Alongside the normal safeguards (including, for example, a proper composition of a non-UK company's board of directors, protecting the genuine autonomy of that board, and ensuring that all decisions relation to the business strategy and activities of the company are actually taken at meetings of the board outside the UK), consideration should now also be given to:

  • Whether or not there is a commercial (as opposed to tax) justification for making any particular decision (however perfectly that decision has been considered, actually made, and documented by a board).
  • Ensuring that formal board minutes accurately reflect the actual discussions conducted at meetings of the board. In evidence laid before the FTT, contemporaneous, handwritten notes made at the time of the meetings of the JerseyCos Boards indicated that the decision to implement the plan was based on "instructions" and "orders" from the parent company irrespective of the fact the formal resolutions and minutes referred to "authorisations" and "approvals".
  • The use and status of non-UK resident, single-purpose companies. There is now authority to distinguish between, on the one hand, offshore companies established to perform a limited, single function for a group of companies (e.g. a finance function) and, on the other, offshore companies established to perform a single act for the benefit of a group of companies.

As a practical matter, the decision also raises difficult issues in respect of identifying potential, historical, tax residency issues when, for example, conducting a due diligence exercise in anticipation of a share acquisition. Clearly, on the basis of this decision, the formal records represented by a target company's board minutes will not, necessarily, always accurately reflect the reality of where a company's CMC has been exercised substance will always outrank form where the evidence is strong enough.

That said, the decision in Development Securities is also equally reassuring. Although it acts as a timely reminder to ensure advice and processes are robust, there is no implication that the use of a non-UK resident company in a group's commercial operations is about to be challenged. This is good news for those businesses that routinely adopt such structures as part of a long-term strategy, including, in particular, real estate investment companies that use Luxembourg companies to hold UK assets.
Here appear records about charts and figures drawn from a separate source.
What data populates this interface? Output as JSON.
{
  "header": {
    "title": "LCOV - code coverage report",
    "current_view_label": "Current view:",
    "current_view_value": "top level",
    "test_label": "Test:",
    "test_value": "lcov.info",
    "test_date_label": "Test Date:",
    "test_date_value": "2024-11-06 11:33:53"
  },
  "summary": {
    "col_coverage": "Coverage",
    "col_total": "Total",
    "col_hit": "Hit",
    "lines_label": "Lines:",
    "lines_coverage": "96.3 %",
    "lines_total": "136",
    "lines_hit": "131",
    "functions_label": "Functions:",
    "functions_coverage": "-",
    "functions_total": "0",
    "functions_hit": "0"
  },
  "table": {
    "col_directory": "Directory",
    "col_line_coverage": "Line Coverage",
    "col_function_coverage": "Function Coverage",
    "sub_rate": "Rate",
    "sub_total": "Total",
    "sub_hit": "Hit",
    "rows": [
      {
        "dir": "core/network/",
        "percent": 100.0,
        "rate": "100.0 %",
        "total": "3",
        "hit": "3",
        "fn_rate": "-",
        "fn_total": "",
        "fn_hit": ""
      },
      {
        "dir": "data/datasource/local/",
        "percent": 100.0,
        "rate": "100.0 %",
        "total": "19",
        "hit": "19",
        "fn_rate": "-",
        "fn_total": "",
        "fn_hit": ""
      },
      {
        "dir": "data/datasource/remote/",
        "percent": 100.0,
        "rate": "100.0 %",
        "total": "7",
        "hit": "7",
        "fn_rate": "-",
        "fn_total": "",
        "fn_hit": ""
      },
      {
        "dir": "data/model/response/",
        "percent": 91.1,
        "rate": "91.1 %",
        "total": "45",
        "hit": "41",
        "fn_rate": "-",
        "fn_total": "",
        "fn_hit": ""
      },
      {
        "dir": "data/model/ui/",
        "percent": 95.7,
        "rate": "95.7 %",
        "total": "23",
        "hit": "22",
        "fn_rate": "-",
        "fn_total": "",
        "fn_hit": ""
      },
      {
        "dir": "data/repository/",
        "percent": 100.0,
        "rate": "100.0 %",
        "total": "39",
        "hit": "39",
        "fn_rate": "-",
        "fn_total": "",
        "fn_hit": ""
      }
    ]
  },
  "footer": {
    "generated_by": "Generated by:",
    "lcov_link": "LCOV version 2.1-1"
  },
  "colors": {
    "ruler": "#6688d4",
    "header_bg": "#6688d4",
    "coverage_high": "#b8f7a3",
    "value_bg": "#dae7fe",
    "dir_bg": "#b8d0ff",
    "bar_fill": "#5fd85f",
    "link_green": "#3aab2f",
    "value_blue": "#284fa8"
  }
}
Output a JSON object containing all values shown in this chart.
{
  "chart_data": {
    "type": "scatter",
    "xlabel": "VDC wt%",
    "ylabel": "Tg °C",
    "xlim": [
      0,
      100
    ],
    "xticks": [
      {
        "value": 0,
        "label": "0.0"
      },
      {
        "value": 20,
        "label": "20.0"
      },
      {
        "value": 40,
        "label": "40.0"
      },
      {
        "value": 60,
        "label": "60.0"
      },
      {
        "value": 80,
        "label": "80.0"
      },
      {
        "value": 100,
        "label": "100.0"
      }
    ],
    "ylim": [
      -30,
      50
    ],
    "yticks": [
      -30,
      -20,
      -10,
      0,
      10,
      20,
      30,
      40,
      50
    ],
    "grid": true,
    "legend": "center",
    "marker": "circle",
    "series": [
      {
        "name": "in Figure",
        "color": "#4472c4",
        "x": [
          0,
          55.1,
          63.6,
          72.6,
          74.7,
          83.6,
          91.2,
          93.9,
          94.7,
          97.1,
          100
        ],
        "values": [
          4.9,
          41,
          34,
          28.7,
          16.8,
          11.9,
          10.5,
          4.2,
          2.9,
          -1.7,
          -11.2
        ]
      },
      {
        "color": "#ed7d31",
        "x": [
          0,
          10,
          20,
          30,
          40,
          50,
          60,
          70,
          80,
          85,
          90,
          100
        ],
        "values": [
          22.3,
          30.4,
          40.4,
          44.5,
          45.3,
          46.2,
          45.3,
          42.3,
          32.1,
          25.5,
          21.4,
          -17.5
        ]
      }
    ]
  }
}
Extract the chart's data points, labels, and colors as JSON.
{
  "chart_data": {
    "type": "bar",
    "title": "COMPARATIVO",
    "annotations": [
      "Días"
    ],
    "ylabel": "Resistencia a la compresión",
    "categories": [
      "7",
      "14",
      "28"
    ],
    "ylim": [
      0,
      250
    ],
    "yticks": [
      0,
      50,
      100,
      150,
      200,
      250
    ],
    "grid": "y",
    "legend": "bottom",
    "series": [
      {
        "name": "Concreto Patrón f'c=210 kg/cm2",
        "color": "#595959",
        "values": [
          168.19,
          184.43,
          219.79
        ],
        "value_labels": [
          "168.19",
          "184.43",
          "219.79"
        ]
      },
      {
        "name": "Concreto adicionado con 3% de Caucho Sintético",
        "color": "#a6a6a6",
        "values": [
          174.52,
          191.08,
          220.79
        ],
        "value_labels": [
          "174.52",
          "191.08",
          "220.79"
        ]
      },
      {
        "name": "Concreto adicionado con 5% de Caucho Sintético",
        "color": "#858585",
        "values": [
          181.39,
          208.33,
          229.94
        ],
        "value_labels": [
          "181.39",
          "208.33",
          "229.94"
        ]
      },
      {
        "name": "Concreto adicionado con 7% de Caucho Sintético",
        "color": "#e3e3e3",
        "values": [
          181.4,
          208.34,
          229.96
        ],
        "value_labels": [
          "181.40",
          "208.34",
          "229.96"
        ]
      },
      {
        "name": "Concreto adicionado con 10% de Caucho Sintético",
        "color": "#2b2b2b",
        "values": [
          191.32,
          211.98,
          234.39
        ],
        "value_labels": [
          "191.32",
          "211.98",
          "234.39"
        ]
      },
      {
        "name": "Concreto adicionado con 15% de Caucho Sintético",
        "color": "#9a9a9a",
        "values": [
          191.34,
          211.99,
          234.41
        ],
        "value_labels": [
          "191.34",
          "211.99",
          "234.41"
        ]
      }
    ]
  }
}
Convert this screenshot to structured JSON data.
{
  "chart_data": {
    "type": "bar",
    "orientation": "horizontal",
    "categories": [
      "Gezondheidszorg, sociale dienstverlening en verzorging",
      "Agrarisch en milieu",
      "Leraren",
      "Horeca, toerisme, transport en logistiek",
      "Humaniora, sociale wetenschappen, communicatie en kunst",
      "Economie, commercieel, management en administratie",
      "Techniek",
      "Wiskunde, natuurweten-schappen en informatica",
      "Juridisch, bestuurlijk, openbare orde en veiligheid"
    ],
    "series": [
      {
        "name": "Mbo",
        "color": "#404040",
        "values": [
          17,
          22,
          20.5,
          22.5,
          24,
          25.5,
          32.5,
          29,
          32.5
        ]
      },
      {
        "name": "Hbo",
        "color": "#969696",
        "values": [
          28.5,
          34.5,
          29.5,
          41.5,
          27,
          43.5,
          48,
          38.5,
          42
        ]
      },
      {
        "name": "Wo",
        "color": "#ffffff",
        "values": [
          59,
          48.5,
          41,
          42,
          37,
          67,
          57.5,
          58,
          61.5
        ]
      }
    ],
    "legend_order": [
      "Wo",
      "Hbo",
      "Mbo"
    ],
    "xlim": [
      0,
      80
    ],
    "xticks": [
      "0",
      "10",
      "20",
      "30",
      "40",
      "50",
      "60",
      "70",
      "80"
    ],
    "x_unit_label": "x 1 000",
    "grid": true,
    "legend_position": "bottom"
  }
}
Corporate tax residency looks set to continue to be a potential battleground in the future over the true extent of the UK tax base. It is entirely possible that, given the revenue challenges the UK will face in the coming years, HMRC will consider analysing, and challenging, corporate residency more aggressively. Taxpayers with offshore operations and structures might like to double-check they are still standing on the right side of the line in the sand.